Emotional Cues Alter Perceptions of Time and Number

Emotionally charged information dilates our perception of time and interferes with our numerical intuition, though it does so in different ways.

Previous findings on how we process time and numbers have been mixed — some studies propose a common mechanism, while others suggest that the two domains are distinct.

Psychological scientists Laura Young and Sara Cordes of Boston College sought to further investigate this issue by having 38 participants observe emotionally charged stimuli — in this case, angry, happy, or neutral faces — and then estimate either the number of dots that appeared or the amount of time that an oval was shown on a screen.

In accordance with some earlier studies, Young and Cordes found that participants’ perception of time slowed after they looked at angry faces — that is, they estimated that the oval appeared on the screen for longer than when they looked at happy or neutral faces.

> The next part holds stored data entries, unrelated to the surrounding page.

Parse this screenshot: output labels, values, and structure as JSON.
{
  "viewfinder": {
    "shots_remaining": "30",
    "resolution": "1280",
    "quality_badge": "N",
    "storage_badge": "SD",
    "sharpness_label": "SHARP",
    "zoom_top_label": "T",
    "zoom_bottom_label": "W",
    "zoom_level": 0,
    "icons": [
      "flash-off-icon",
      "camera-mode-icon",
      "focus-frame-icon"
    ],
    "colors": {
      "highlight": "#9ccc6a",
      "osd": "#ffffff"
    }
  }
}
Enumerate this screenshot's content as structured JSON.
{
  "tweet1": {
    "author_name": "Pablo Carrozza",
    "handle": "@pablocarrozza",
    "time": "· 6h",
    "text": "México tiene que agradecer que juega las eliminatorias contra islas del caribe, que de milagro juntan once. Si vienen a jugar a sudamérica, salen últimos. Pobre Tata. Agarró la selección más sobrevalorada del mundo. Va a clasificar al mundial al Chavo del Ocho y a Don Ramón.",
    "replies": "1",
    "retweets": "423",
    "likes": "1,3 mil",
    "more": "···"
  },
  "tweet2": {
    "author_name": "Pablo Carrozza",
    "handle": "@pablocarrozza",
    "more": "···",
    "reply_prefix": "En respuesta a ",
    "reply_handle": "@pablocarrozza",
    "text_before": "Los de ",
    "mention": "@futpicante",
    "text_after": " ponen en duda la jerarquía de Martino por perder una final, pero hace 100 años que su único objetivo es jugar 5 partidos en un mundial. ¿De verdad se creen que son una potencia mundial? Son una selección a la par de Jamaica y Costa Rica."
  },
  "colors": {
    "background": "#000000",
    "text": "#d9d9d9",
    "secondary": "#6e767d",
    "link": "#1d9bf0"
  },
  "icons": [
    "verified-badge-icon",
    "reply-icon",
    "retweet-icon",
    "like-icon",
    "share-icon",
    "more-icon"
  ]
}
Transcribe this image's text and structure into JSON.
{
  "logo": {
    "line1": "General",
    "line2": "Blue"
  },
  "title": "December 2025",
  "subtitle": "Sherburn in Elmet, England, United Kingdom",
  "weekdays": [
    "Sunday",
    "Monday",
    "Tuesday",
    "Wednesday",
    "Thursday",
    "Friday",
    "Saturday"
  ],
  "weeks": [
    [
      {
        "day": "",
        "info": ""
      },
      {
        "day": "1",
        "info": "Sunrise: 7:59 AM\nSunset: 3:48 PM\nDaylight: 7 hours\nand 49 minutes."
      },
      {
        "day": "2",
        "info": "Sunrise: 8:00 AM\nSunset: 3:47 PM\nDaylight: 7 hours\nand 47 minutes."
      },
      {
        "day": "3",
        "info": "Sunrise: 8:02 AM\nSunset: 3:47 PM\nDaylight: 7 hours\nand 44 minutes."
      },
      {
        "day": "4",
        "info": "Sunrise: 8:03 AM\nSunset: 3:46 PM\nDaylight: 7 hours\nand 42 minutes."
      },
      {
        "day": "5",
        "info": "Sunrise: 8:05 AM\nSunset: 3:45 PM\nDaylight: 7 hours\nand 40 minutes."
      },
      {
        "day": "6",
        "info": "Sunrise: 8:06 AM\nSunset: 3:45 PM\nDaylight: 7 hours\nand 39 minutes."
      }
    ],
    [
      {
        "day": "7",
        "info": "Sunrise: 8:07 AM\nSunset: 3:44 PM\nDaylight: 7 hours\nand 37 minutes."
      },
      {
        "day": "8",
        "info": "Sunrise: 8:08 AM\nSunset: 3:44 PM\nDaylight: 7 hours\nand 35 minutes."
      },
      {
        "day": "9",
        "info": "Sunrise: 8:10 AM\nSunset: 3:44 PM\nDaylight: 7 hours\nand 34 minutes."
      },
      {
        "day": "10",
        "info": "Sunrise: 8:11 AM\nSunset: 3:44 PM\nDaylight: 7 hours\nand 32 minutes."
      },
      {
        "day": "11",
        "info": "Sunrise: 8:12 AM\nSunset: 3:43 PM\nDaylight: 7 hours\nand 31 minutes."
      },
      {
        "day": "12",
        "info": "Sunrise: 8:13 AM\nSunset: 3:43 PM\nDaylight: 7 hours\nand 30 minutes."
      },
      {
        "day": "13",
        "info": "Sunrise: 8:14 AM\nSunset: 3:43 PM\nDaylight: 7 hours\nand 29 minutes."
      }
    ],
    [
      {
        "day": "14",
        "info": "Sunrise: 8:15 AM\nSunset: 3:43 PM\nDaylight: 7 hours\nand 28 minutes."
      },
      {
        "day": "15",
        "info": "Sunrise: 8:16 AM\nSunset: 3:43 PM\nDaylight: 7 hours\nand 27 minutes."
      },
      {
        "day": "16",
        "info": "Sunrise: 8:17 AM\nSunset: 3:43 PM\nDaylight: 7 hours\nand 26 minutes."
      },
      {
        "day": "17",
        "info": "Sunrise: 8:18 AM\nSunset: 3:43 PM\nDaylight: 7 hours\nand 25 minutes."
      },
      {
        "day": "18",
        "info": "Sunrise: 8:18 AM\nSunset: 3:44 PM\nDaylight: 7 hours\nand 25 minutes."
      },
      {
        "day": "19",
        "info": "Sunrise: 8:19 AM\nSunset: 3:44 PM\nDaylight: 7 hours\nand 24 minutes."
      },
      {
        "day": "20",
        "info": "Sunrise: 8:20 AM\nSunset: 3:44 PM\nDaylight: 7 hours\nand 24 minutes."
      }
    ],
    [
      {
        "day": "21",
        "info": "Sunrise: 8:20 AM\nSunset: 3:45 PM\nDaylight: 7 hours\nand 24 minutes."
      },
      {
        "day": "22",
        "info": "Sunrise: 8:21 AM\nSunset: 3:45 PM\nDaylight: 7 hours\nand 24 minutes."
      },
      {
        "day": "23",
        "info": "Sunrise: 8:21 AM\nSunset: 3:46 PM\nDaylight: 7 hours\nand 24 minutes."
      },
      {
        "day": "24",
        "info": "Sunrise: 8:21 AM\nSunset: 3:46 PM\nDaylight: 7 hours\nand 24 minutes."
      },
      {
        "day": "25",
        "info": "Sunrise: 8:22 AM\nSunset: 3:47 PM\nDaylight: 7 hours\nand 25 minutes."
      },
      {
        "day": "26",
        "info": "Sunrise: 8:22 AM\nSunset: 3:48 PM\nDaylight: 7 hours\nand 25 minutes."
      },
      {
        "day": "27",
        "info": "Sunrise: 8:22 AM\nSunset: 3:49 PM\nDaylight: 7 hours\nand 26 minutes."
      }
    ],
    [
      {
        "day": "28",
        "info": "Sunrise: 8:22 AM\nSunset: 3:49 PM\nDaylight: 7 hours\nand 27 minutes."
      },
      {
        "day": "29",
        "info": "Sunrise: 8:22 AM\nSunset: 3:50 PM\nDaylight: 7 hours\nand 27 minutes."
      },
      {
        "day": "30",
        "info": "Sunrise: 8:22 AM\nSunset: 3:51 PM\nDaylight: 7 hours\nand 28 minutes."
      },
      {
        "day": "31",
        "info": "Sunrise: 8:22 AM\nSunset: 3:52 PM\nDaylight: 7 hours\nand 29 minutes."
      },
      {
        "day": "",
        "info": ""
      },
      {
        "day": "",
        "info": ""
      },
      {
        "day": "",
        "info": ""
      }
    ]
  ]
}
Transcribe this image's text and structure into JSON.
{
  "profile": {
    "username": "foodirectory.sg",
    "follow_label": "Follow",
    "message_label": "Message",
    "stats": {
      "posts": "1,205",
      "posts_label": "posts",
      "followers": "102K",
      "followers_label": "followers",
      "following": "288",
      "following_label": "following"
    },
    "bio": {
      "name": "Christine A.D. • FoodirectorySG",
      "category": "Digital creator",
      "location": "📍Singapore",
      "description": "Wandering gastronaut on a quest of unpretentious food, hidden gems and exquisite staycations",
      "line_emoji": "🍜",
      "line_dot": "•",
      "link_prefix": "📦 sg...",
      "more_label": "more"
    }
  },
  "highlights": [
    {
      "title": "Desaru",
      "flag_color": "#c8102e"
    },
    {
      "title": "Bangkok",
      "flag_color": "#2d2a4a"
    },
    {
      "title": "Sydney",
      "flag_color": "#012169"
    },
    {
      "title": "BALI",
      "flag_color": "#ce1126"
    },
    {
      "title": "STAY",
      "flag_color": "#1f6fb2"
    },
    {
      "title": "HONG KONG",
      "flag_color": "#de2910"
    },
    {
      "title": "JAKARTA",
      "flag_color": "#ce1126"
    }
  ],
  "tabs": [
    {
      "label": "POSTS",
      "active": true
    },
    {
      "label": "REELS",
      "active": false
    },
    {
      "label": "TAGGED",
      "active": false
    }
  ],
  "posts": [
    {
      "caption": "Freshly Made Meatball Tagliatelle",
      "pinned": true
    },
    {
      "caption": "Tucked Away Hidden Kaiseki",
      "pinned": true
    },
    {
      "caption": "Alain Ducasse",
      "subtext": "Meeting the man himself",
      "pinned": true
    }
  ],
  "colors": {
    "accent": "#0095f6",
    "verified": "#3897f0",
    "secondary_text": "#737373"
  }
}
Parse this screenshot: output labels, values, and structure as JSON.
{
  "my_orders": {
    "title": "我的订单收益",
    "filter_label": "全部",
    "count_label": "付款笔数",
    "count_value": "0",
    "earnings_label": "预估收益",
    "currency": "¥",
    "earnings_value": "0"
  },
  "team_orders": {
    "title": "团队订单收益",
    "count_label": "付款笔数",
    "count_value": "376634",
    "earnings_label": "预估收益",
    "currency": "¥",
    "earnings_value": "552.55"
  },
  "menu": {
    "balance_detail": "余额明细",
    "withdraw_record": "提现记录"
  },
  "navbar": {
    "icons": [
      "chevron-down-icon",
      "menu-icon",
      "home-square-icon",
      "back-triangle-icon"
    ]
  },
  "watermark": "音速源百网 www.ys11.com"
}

But the numerical processing task resulted in a different effect: Participants who saw emotionally charged faces, whether angry or happy, reported seeing fewer dots than participants who observed neutral faces.

The fact that numerical and temporal processing were both affected by emotional stimuli, but in different ways, suggests that the underlying cognitive systems for these skills may be different.

Research on the brain mechanisms that mediate these tasks will give us more insight into how emotions shape perceptions — and perhaps why emotional stimuli would lead us to see fewer things for longer — the authors conclude.


Young, L.N., & Cordes, S. (2013). Fewer Things, Lasting Longer: The Effects of Emotion on Quantity Judgments. Psychological Science, 24, 1057-1059. DOI: 10.1177/0956797612465294


What implications, then do these findings have on the eye-witness testimony of individuals who observe traumatic events either as impartially or intrinsically involved in the event? I presume that their assertions are dubious and that their emotions have arrested their reasoning powers to a more or less great extent.